Je suis féministe, préoccupée par le désastre climatique, révoltée par les injustices économiques et sociales, par le racisme. Mais l’idée de la «convergence des luttes» revendiquée, notamment, par la Grève pour l’Avenir vendredi dernier me laisse perplexe.
Il est certain que l’exploitation destructrice des ressources de la planète et celle, tout aussi destructrice, des êtres humains, découlent des mêmes mécanismes, en particulier de la recherche effrénée et sans vergogne du profit. Et elles vont souvent de pair. Il est certain que le système capitaliste et le système patriarcal ont toujours marché main dans la main. Dans notre sensibilité personnelle, au niveau émotionnel, ces causes peuvent «converger». Mais philosophiquement et politiquement, le slogan de la Grève pour l’Avenir est pour le moins approximatif.
Il y a quelques années, j’ai arrêté net de faire des dons à Greenpeace quand cette organisation dont j’appréciais jusque-là le mordant a lancé sa campagne en faveur des mouchoirs en tissu cousus à la maison pour remplacer les mouchoirs en papier qui détruisent les forêts boréales. S’imaginer que Kevin Tartempion, qui déjà renâcle à vider le lave-vaisselle et à emmener la petite dernière chez le coiffeur, va délaisser ses écrans le week-end pour coudre des mouchoirs – trop c’est trop, je préfère mettre mon argent ailleurs.

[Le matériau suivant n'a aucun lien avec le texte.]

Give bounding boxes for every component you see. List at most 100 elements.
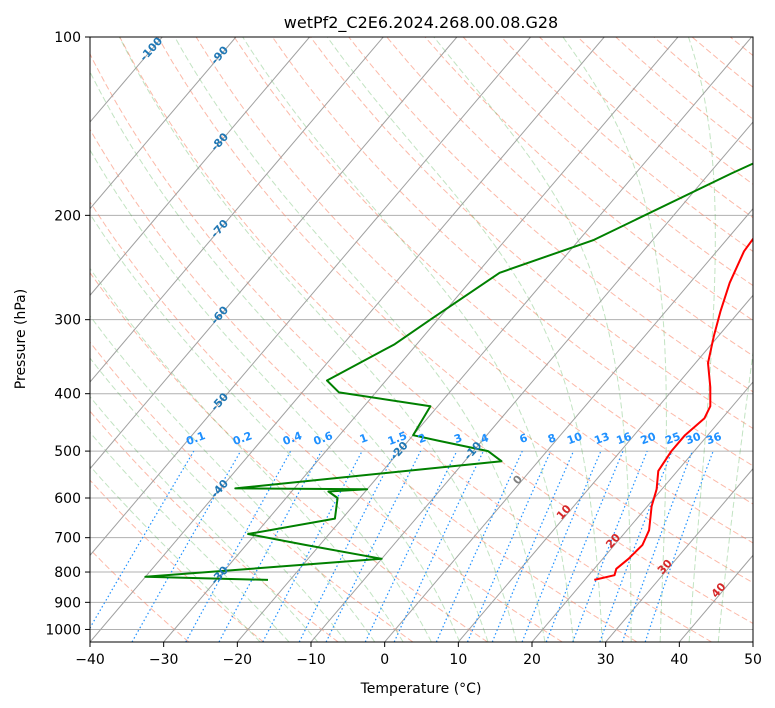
sounding-series (144, 162, 753, 581)
x-tick-label: −10 (296, 652, 326, 668)
x-tick-label: 10 (449, 652, 467, 668)
plot-area: -100 -90-80-70-60-50-40-30-20 -10010203040… (90, 37, 753, 642)
moist-adiabat-line (118, 37, 517, 642)
moist-adiabat-line (90, 395, 319, 642)
moist-adiabat-line (90, 465, 261, 642)
moist-adiabat-line (688, 37, 716, 642)
mixing-ratio-line (325, 450, 422, 642)
dry-adiabat-line (90, 410, 339, 642)
mixing-ratio-label: 8 (546, 431, 558, 446)
y-tick-label: 500 (54, 444, 81, 460)
dry-adiabat-line (157, 37, 753, 584)
mixing-ratio-label: 1 (358, 431, 370, 446)
isotherm-line (90, 37, 384, 383)
mixing-ratio-line (218, 450, 323, 642)
y-tick-label: 400 (54, 387, 81, 403)
mixing-ratio-label: 1.5 (386, 429, 409, 448)
mixing-ratio-line (435, 450, 523, 642)
mixing-ratio-label: 20 (639, 430, 658, 448)
mixing-ratio-line (466, 450, 552, 642)
mixing-ratio-label: 13 (592, 430, 611, 447)
dry-adiabat-line (90, 201, 563, 642)
dry-adiabat-line (386, 37, 753, 357)
isotherm-line (310, 121, 753, 642)
moist-adiabat-line (90, 149, 461, 642)
dewpoint-profile (144, 162, 753, 581)
mixing-ratio-label: 30 (684, 430, 703, 448)
moist-adiabat-line (433, 37, 632, 642)
y-axis-title: Pressure (hPa) (13, 289, 29, 389)
moist-adiabat-line (562, 37, 667, 642)
moist-adiabat-line (90, 431, 290, 642)
x-tick-label: −40 (75, 652, 105, 668)
y-tick-label: 800 (54, 565, 81, 581)
isotherm-line (163, 37, 679, 642)
x-tick-label: −20 (223, 652, 253, 668)
x-tick-label: 30 (597, 652, 615, 668)
isotherm-line (384, 207, 753, 642)
mixing-ratio-label: 2 (416, 431, 428, 446)
mixing-ratio-line (621, 450, 693, 642)
moist-adiabat-line (326, 37, 603, 642)
x-axis: −40 −30 −20 −10 0 10 20 30 40 50 (75, 642, 762, 668)
x-tick-label: 40 (670, 652, 688, 668)
moist-adiabat-line (90, 357, 347, 642)
mixing-ratio-label: 10 (565, 430, 584, 448)
dry-adiabat-line (424, 37, 753, 322)
dry-adiabat-line (119, 37, 753, 624)
isotherm-line (90, 37, 237, 210)
y-tick-label: 1000 (45, 622, 81, 638)
x-tick-label: 20 (523, 652, 541, 668)
isotherm-line (457, 294, 753, 642)
isotherm-line (90, 37, 310, 297)
mixing-ratio-label: 4 (479, 431, 491, 446)
y-axis: 100 200 300 400 500 600 700 800 900 1000 (45, 30, 90, 638)
moist-adiabat-line (242, 37, 575, 642)
y-tick-label: 100 (54, 30, 81, 46)
dry-adiabat-line (90, 548, 190, 642)
mixing-ratio-label: 3 (452, 431, 464, 446)
isotherms (90, 37, 753, 642)
temperature-profile (594, 237, 753, 581)
isotherm-line (90, 37, 531, 557)
dry-adiabat-line (90, 271, 488, 642)
mixing-ratio-label: 0.1 (184, 429, 207, 448)
plot-frame (89, 36, 754, 643)
mixing-ratio-line (185, 450, 292, 642)
mixing-ratio-line (521, 450, 602, 642)
mixing-ratio-label: 0.6 (312, 429, 335, 448)
moist-adiabat-line (90, 267, 404, 642)
mixing-ratio-label: 25 (663, 430, 682, 447)
moist-adiabat-line (90, 213, 432, 642)
mixing-ratio-line (644, 450, 714, 642)
mixing-ratio-line (298, 450, 397, 642)
isotherm-line (90, 37, 605, 642)
moist-adiabat-line (717, 348, 753, 642)
x-tick-label: 0 (380, 652, 389, 668)
chart-title: wetPf2_C2E6.2024.268.00.08.G28 (284, 13, 558, 33)
y-tick-label: 700 (54, 531, 81, 547)
moist-adiabat-line (90, 70, 489, 642)
dry-adiabat-line (90, 479, 264, 642)
isotherm-line (236, 37, 752, 642)
mixing-ratio-label: 16 (615, 430, 634, 448)
isotherm-line (531, 381, 753, 642)
x-axis-title: Temperature (°C) (360, 681, 482, 697)
isotherm-line (605, 467, 753, 642)
y-tick-label: 600 (54, 491, 81, 507)
moist-adiabats (90, 37, 753, 642)
x-tick-label: 50 (744, 652, 762, 668)
y-tick-label: 900 (54, 595, 81, 611)
mixing-ratio-line (545, 450, 624, 642)
y-tick-label: 300 (54, 313, 81, 329)
mixing-ratio-label: 6 (518, 431, 530, 446)
isotherm-line (90, 37, 458, 470)
mixing-ratio-line (572, 450, 648, 642)
mixing-ratio-label: 36 (705, 430, 724, 448)
mixing-ratio-line (491, 450, 575, 642)
dry-adiabat-line (90, 128, 638, 642)
dry-adiabat-line (310, 37, 753, 430)
mixing-ratio-label: 0.4 (281, 429, 304, 448)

C’est une anecdote, mais elle est révélatrice des contradictions et des conflits de priorité qui demandent à être pensés avant de se lancer tête baissée dans cette «convergence» fantasmée. Pour donner un autre exemple, l’idée que l’on puisse associer l’antispécisme à l’antiracisme me fait personnellement grimper aux murs. A chacun.e ses opinions, toutes sont respectables et doivent être mises en débat – pas cachées sous une «convergence» de pacotille qui noie la spécificité et parfois l’incompatibilité, en tout cas stratégique, des causes défendues.